Amanda and Jason Cureton filed the civil suit in federal court in Atlanta on Aug. 29. The Marietta, GA, couple ate takeout from and on the Border location in the Atlanta suburb of Kennesaw on May 14. The meal consisted of chips and salsa to start and beef fajitas as the entree.

Soon after eating, Amanda started feeling ill and experiencing symptoms that included nausea, diarrhea, stomach cramps, fever, muscle aches, fatigue and headache. She sought emergency medical treatment and was admitted to the hospital, where she had to stay for 12 days. She was diagnosed with an infection from Salmonella that was linked back to the On the Border location.

Since her hospitalization, Amanda continues to suffer from severe stomach cramping, fatigue and has been diagnosed with diverticulitis and Crohn’s Disease. She and her husband Jason have incurred significant medical expenses.

Other patrons of the Kennesaw, GA, restaurant also reported becoming ill after eating food on Mother’s Day weekend, but local health officials did not reveal the outbreak until late July.

The Cobb & Douglas (Counties) Public Health Department investigated, said Communications Director Valerie Crow, but she would not say how the department found out about the illnesses. She also declined to say whether the inspectors collected any environmental swab samples from the restaurant for pathogen testing.

“Cobb & Douglas Public Health was notified of the situation on June 2, and an on-site investigation was conducted on June 6, which went through food flow processes for suspected foods, an employee health policy review, and evaluation of the facility in regard to food handling, cleanliness, etc. There were also some subsequent site visits to verify compliance,” Crow told Food Safety News in late July.

During the June 6 inspection, county officials documented five violations, resulting in a score of 89 out of 100 and a Grade B rating, according to the inspection report posted online.

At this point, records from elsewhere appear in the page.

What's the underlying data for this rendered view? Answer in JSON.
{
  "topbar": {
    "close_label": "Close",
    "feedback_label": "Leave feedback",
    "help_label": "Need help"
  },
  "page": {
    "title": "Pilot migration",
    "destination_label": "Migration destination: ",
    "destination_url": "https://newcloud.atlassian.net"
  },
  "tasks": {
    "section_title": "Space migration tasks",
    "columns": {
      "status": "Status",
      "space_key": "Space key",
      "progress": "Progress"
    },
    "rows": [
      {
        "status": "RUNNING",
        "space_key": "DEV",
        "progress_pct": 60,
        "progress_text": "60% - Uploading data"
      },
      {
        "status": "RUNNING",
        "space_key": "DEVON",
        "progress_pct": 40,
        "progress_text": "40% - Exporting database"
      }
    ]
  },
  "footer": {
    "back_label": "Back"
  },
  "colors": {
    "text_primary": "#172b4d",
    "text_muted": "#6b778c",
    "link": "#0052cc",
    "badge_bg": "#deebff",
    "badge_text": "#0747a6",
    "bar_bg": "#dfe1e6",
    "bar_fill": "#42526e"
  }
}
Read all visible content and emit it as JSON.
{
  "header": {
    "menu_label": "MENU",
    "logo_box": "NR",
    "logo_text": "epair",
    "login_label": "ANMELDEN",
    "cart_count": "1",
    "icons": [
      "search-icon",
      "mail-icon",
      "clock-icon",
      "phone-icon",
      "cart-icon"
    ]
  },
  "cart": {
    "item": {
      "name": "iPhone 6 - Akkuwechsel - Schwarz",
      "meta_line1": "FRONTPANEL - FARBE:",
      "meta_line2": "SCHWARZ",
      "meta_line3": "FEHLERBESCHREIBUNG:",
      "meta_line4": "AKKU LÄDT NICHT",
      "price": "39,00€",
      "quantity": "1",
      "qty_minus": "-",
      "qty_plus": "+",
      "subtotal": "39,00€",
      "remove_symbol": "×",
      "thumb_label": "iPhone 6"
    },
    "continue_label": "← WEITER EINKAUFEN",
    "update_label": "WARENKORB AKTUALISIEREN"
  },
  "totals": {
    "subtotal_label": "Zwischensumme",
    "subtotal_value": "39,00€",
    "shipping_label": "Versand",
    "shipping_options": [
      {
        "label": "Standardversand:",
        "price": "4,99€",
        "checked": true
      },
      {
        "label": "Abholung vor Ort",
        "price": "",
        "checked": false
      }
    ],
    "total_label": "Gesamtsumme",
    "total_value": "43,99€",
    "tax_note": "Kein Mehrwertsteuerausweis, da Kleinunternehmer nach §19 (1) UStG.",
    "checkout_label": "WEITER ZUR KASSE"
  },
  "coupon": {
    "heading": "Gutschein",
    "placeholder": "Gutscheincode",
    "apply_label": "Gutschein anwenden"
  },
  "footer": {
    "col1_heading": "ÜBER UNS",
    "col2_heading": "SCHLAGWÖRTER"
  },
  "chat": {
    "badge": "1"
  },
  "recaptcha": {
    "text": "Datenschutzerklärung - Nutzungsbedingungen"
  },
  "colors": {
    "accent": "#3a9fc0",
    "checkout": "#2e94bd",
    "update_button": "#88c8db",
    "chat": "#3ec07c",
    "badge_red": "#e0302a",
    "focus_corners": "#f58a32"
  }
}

Among the problems found were foods being held at temperatures in the so-called danger zone, which allows pathogens such as Salmonella to easily and quickly multiply. Specifically, inspectors measured chicken and cheese stuffed jalapeño peppers at temperatures between 47 degrees and 53 degrees.

“It is unfortunate that the Cobb and Douglas Public Health officials did not alert the public of this outbreak,” said Bill Marler, Seattle food safety attorney for the plaintiff who is working with the Atlanta firm of Moraitakis & Kushel on the case.

“Anyone who consumed food from the restaurant and became ill around the time of the outbreak, should have had the opportunity to be notified and seek medical attention immediately.”

Salmonella bacteria are usually transmitted to humans by the consumption of foods or beverages contaminated with animal feces or foods handled by food services workers practicing poor hygiene.

Foods contaminated with Salmonella usually don’t look or smell bad. It is often found in meat and poultry, but also sometimes contaminates vegetables and fruit. Thorough cooking kills Salmonella.

Editor’s note: Bill Marler, founding member of the Seattle law firm Marler Clark LLP, is publisher of Food Safety News.